1972年のデビューアルバム時に奏でたピアノとは違い、スタインウェイによるブルース。そのスタイルは変わらず、当時の音楽性を彷彿とさせてくれるアルバムです。ジャケットからは同朋、フィリップ・アーバーグのスタイルを連想させます(彼の【BLUE WEST】も、同じようにブルースを演じているからです)。
四季の移ろいや、自然の表情をピアノの調べによって紡ぎ出す“ピアノの詩人”としてのジョージの音楽性を支えているのは、実はブルースなのです。レコーディングに際し、楽譜をなぞる、というよりも、体に染みついた感覚を一気に放出したかのような演奏を、そのまま記録して出来上がった。そんなライブレコーディング的な雰囲気が、こんなちっぽけな円盤(CD)からも伝わってきます。もの凄いグルーブ。そうとしか表現できません。久しぶりにピアノだけで体がグラグラと揺れてしまいました。

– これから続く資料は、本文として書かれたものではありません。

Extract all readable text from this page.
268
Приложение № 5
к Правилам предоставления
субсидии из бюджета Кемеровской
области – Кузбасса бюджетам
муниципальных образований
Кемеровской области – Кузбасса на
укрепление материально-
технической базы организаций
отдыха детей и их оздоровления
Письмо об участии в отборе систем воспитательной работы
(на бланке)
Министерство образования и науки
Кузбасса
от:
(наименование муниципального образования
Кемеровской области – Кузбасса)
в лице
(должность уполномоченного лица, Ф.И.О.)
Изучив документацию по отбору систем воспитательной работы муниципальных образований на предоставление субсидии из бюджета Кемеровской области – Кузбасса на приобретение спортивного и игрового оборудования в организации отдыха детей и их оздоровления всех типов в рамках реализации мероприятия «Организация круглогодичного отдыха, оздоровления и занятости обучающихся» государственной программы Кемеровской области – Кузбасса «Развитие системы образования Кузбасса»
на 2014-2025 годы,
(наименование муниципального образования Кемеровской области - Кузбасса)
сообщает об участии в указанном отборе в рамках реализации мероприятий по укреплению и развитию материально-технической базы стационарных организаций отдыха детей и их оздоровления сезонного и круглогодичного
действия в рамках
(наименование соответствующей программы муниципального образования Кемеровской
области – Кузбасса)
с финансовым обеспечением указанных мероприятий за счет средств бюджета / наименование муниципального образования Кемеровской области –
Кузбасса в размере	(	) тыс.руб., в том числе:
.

ニューオリンズのピアニスト達の楽曲を、ジョージ流にアレンジし、【四季】とは違った一面を魅せてくれています。2002年にリリースされたドアーズの作品集同様、ちょっと身構えてしまうリスナーも出てくるかもしれません。前作【モンタナ】で、私が感じた“非常にプライベートな作品集をもって一区切りつけるのではないでしょうか?『MONTANA』を聴くたびにそんな思いが募ります。この後にどういった活動をするのかわかりませんが、このアルバムを聴くたびにジョージの集大成のような気がしてなりません”という予想も、あながち間違えていないのかもしれません。今後の彼の活動は、原点に戻っていくのではないでしょうか?ただ、7、8あたりの曲を聴くと、この叙情性豊かな表情はジョージならではのものであり、そしてハリケーンで壊滅状態となったニューオリンズを目の当たりにしたジョージの気持ちが伝わってくるようです。そう、被害に遭われた人々への鎮魂曲でしょう。